XUL, the XML User-interface Language, (pronounced "zool" when you're with the cool) is to the Mozilla Platform what Swing is to the Java environment or what Gtk is to X-Window. It is a set of GUI widgets. These widgets are suitable for applications that have traditional, non-HTML GUIs. The menus, toolbars, scrollbars, and dialog boxes of many Mozilla-based browsers are built using XUL documents.

XUL has extensive cross-platform support -- a Macintosh menu looks like a Macintosh menu and a GNOME button looks like a GNOME button. To perform this task, XUL relies heavily on the current platform's native widgets. This strategy is similar to that used by the IBM-backed Eclipse development tool. The similarity is limited though, because Eclipse ultimately expresses GUI widgets as Java classes, whereas Mozilla expresses them as tags in the XUL dialect of XML.

Why does XUL exist? Mostly because HTML is great for displaying hypertext documents, but terrible for displaying GUIs. Traditional Web-based applications use endless amounts of effort trying to shoehorn HTML into the look-and-feel of a traditional forms-and-menus application. That was never a purpose for which it was intended.

The addition of form elements to HTML (FORM) did little more than create a new way to implement thin-client block-mode applications in the style of the venerable 3270 terminal. Like the 3270, HTML provides batched-up form submission. Character-based applications ultimately gained efficient user-navigation systems, but that was all lost when GUI applications came along. Subsequently GUI applications added back their own navigation structures, using the mouse and widget feedback.

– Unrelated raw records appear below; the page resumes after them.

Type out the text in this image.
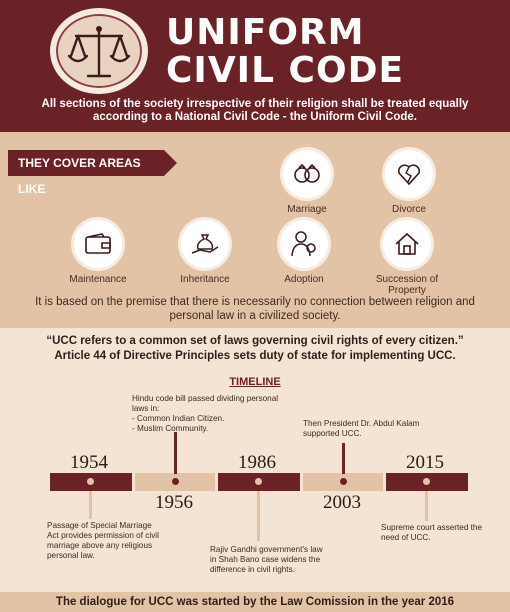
UNIFORM
CIVIL CODE
All sections of the society irrespective of their religion shall be treated equally according to a National Civil Code - the Uniform Civil Code.
THEY COVER AREAS LIKE
Marriage	Divorce
Maintenance	Inheritance	Adoption	Succession of Property
It is based on the premise that there is necessarily no connection between religion and personal law in a civilized society.
“UCC refers to a common set of laws governing civil rights of every citizen.”
Article 44 of Directive Principles sets duty of state for implementing UCC.
TIMELINE
1954
1956
1986
2003
2015
Passage of Special Marriage Act provides permission of civil marriage above any religious personal law.
Hindu code bill passed dividing personal laws in:
- Common Indian Citizen.
- Muslim Community.
Rajiv Gandhi government's law in Shah Bano case widens the difference in civil rights.
Then President Dr. Abdul Kalam supported UCC.
Supreme court asserted the need of UCC.
The dialogue for UCC was started by the Law Comission in the year 2016
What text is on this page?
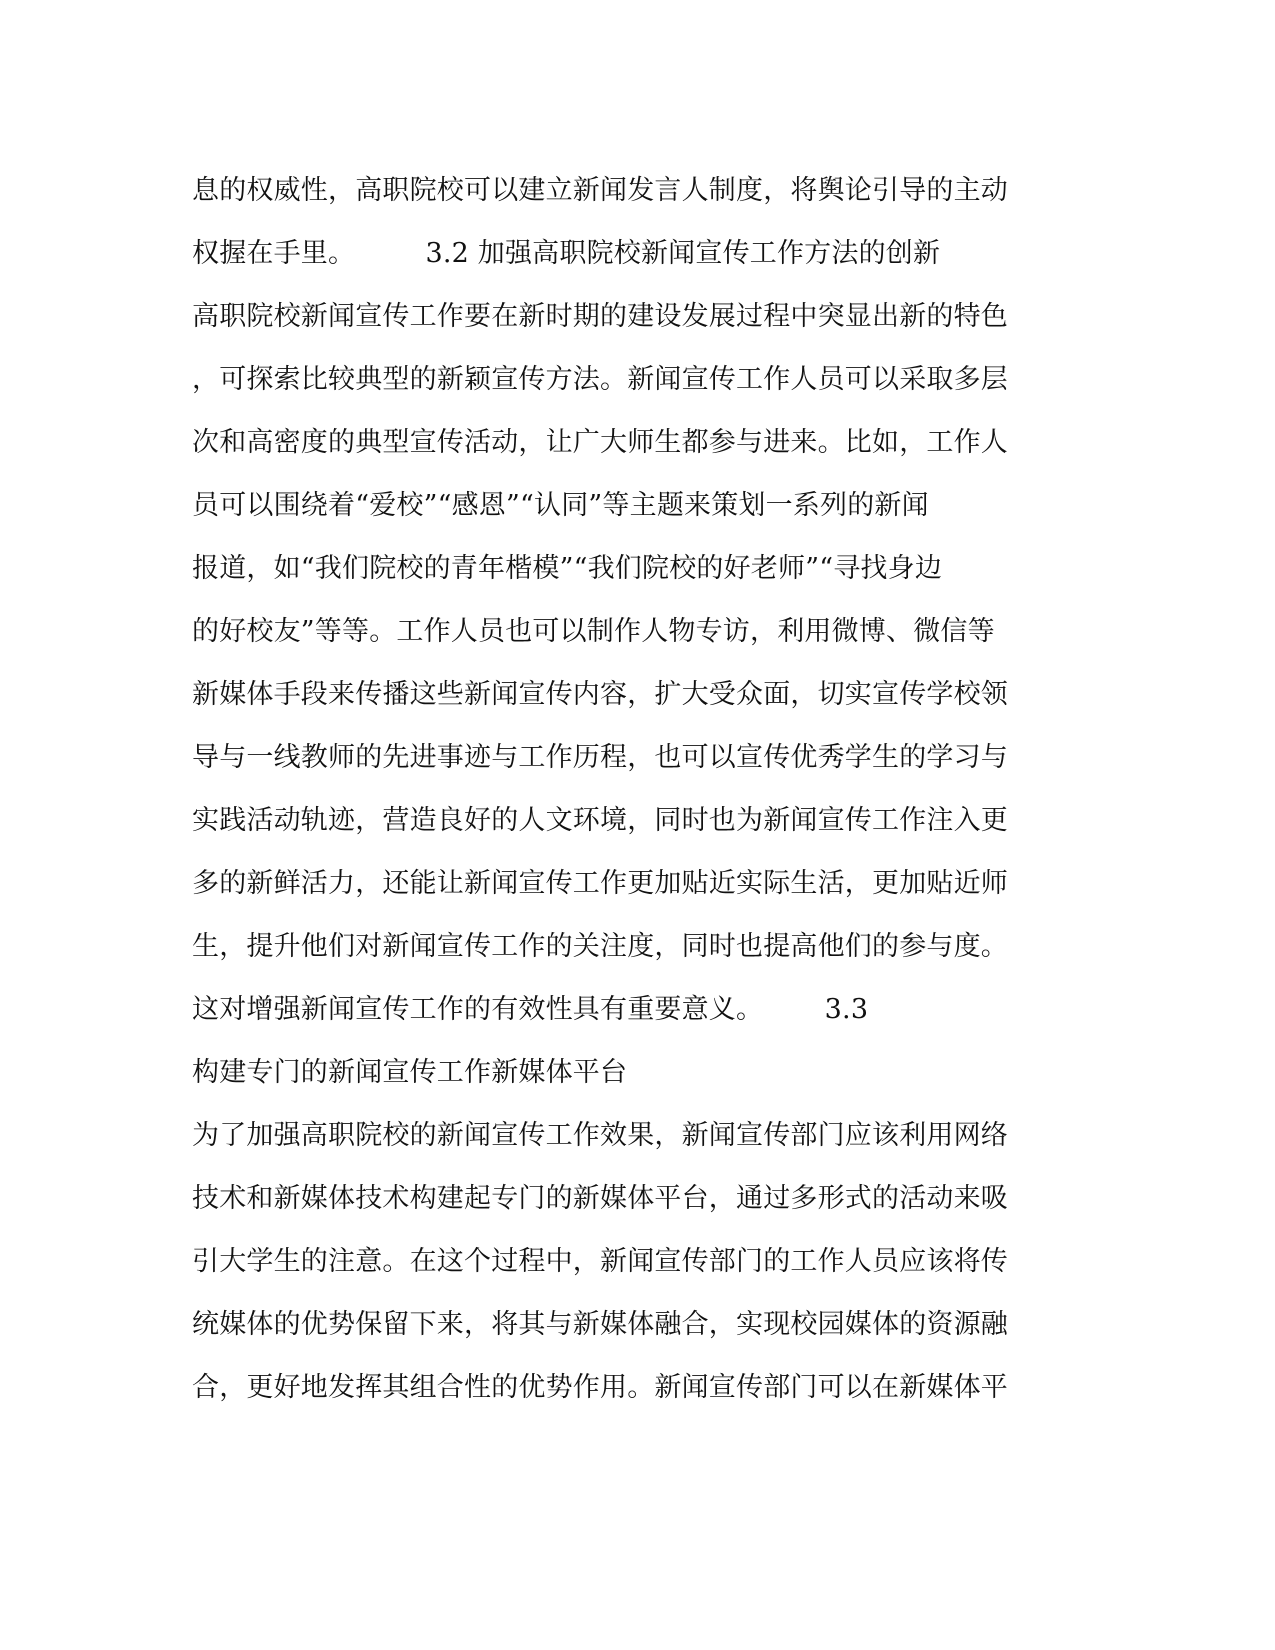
息的权威性，高职院校可以建立新闻发言人制度，将舆论引导的主动
权握在手里。        3.2 加强高职院校新闻宣传工作方法的创新
高职院校新闻宣传工作要在新时期的建设发展过程中突显出新的特色
，可探索比较典型的新颖宣传方法。新闻宣传工作人员可以采取多层
次和高密度的典型宣传活动，让广大师生都参与进来。比如，工作人
员可以围绕着“爱校”“感恩”“认同”等主题来策划一系列的新闻
报道，如“我们院校的青年楷模”“我们院校的好老师”“寻找身边
的好校友”等等。工作人员也可以制作人物专访，利用微博、微信等
新媒体手段来传播这些新闻宣传内容，扩大受众面，切实宣传学校领
导与一线教师的先进事迹与工作历程，也可以宣传优秀学生的学习与
实践活动轨迹，营造良好的人文环境，同时也为新闻宣传工作注入更
多的新鲜活力，还能让新闻宣传工作更加贴近实际生活，更加贴近师
生，提升他们对新闻宣传工作的关注度，同时也提高他们的参与度。
这对增强新闻宣传工作的有效性具有重要意义。       3.3
构建专门的新闻宣传工作新媒体平台
为了加强高职院校的新闻宣传工作效果，新闻宣传部门应该利用网络
技术和新媒体技术构建起专门的新媒体平台，通过多形式的活动来吸
引大学生的注意。在这个过程中，新闻宣传部门的工作人员应该将传
统媒体的优势保留下来，将其与新媒体融合，实现校园媒体的资源融
合，更好地发挥其组合性的优势作用。新闻宣传部门可以在新媒体平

When HTML forms came on the scene, they copied the design of block-mode terminals, but without the tight navigation and without replacing it with a proper GUI equivalent. Under HTML, the user is left to guess which visual elements on a given page might be user controls and which are just decorations. Therefore, for GUI-driven applications, HTML isn't that great a starting point. That's the reason why Java applets were met with such positive market hysteria when they first appeared -- they presented an opportunity to provide a real GUI.

Now there is XUL. XUL takes the very-thin-client model of HTML and thickens it up a bit. Instead of a trivially few form elements, as any ultra-thin client might offer, XUL provides a full set of widgets typical of a more complex piece of client software.

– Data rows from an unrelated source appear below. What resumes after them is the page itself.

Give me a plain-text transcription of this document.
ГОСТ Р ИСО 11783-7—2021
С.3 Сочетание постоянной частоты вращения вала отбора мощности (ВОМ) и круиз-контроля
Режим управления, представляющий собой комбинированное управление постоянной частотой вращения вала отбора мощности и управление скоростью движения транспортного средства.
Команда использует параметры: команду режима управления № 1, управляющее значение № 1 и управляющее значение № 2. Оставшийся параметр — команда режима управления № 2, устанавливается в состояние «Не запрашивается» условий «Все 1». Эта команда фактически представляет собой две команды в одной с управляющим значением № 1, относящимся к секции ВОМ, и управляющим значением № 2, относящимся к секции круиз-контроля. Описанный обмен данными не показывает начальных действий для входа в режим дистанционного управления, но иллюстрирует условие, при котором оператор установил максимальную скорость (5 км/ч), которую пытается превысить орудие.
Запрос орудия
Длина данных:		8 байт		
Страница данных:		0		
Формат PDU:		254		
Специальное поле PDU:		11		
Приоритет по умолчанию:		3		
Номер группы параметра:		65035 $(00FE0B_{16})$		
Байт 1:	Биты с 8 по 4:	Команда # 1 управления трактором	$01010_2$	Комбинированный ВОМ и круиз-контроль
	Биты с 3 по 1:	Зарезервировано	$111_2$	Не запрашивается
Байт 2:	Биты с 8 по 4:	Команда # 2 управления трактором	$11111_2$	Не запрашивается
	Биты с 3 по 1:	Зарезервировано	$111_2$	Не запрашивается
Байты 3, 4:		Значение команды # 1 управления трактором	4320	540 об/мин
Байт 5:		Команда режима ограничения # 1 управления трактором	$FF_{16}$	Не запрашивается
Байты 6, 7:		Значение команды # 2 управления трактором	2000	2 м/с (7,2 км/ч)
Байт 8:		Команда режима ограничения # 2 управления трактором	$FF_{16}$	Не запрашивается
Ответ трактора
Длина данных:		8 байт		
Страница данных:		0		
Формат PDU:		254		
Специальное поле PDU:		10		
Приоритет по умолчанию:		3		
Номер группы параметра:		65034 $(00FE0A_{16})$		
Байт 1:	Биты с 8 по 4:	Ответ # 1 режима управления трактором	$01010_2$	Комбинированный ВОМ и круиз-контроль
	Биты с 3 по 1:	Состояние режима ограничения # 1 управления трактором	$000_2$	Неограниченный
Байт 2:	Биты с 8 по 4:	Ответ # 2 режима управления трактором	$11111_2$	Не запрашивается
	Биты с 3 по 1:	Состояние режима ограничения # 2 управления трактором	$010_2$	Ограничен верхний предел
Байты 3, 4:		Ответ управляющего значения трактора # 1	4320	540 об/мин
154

In the past, such client software might have been written as a Java application, perhaps in Tcl/Tk or in Visual Basic. Now thicker clients can be implemented as one or more XUL documents and delivered over the Web (or just processed locally). The application is expressed to begin with as a document rather than as a set of objects. That document is read by a running copy of the Mozilla platform which displays the specified GUI for the user's consumption.

Thus, XUL combines the lightweight attractiveness of HTML with the structured usability of traditional GUIs.